U.S. v. Ursery
Washington, DC (June 24, 1996) -- "I've never seen our nation's highest court do such an abrupt about-face," commented National Association of Criminal Defense Lawyers (NACDL) President Robert Fogelnest today after reading the Supreme Court's dismaying decision in U.S. v. Ursery. "To anyone concerned about the growth of government power beyond constitutional limits, today may be the single saddest day in many terms," Fogelnest said.
Richard J. Troberman, co-chair of NACDL's Forfeiture Abuse Task Force and author of the defense bar's amicus curiae brief in the case, explained: "The Court's decisions in its last four terms have recognized that taking property from citizens because of alleged wrongdoing is punishment. Today all but one of the Justices are saying 'we never said that.'"
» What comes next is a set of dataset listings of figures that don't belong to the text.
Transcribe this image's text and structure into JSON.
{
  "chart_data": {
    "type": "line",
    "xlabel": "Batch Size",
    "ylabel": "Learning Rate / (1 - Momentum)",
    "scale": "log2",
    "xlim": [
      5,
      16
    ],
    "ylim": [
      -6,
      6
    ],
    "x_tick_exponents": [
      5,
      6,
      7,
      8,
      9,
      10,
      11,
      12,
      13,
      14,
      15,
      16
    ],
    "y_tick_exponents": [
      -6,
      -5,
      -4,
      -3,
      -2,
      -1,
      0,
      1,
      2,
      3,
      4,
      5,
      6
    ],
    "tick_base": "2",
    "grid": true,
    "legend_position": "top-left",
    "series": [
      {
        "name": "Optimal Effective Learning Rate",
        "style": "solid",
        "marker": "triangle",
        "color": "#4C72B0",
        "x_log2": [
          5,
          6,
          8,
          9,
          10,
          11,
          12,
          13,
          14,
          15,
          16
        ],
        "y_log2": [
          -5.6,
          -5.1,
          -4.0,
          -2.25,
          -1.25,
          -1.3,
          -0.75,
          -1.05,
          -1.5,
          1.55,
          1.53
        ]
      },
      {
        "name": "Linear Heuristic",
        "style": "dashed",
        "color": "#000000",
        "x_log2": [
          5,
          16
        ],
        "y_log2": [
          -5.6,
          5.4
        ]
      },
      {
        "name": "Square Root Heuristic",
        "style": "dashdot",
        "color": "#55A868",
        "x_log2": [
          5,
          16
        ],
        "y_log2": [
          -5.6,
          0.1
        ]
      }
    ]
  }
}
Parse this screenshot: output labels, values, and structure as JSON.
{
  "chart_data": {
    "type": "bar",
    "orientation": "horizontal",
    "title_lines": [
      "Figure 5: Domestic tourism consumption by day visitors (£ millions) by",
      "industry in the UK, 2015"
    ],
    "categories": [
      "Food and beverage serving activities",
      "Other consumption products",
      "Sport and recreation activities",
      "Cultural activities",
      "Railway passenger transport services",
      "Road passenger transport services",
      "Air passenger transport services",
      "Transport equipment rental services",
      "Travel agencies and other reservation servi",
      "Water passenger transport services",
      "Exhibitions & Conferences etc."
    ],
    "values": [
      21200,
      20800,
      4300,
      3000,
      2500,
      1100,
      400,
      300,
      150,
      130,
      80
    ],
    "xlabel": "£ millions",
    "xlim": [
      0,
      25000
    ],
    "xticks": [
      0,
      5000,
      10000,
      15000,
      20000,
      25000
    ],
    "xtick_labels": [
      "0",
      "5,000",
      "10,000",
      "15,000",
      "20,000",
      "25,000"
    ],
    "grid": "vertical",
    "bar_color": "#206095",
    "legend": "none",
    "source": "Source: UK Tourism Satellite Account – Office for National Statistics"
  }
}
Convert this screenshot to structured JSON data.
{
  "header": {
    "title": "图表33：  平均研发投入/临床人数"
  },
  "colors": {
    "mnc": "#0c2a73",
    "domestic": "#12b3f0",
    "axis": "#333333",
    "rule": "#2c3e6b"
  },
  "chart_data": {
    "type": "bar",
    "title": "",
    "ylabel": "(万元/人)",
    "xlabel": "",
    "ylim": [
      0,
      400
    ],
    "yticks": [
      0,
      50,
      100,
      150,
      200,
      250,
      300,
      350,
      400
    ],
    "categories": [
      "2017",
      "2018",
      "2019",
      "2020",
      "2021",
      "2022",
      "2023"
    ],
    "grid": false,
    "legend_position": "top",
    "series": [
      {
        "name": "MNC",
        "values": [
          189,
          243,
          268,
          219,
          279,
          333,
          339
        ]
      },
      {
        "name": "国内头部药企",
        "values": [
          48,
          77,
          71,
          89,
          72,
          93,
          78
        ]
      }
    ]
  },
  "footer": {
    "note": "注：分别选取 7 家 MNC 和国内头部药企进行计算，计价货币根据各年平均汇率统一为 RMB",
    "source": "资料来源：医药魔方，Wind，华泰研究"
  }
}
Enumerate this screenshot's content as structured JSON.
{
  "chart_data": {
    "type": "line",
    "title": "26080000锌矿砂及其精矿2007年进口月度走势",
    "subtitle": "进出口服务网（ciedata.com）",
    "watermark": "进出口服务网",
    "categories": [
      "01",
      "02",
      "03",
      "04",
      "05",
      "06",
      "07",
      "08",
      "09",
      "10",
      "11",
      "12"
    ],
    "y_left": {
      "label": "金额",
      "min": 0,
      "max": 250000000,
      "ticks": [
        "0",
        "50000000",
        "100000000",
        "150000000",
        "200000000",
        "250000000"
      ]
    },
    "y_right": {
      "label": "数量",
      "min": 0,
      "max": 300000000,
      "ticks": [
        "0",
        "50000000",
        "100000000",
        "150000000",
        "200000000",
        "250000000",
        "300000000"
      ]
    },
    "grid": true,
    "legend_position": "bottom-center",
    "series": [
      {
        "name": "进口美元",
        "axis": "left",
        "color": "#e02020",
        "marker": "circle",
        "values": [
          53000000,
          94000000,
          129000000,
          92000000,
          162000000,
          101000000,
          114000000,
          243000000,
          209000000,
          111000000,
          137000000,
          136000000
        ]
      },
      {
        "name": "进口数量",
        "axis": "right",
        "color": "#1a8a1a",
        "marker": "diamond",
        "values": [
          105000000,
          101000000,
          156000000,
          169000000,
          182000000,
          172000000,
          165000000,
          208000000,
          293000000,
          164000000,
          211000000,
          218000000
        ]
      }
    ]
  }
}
"It's unfortunate to see them abandon their own recent precedents and claim that their hands are tied by civil forfeiture law's ancient roots," Troberman commented. "As Justice Thomas recognized just two terms ago, modern forfeiture law 'differs not only in degree, but in kind,' from its historical ancestors," he added.
"This case is not about whether the government can both prosecute a person and take his property; the government has all the authority it needs to do both, as long as it does them in one criminal proceeding," Troberman explained. "This case is about the government going after people on several different fronts, making them defend themselves in multiple, separate proceedings. The Court today has given the government carte blanche to do just that."
"Only Justice Stevens, in his lone dissent, had the intellectual honesty to point out that Americans' Fifth Amendment protections from government overreaching have deeper roots than war-on-drugs statutes that make it easy for the government to take private property," he added.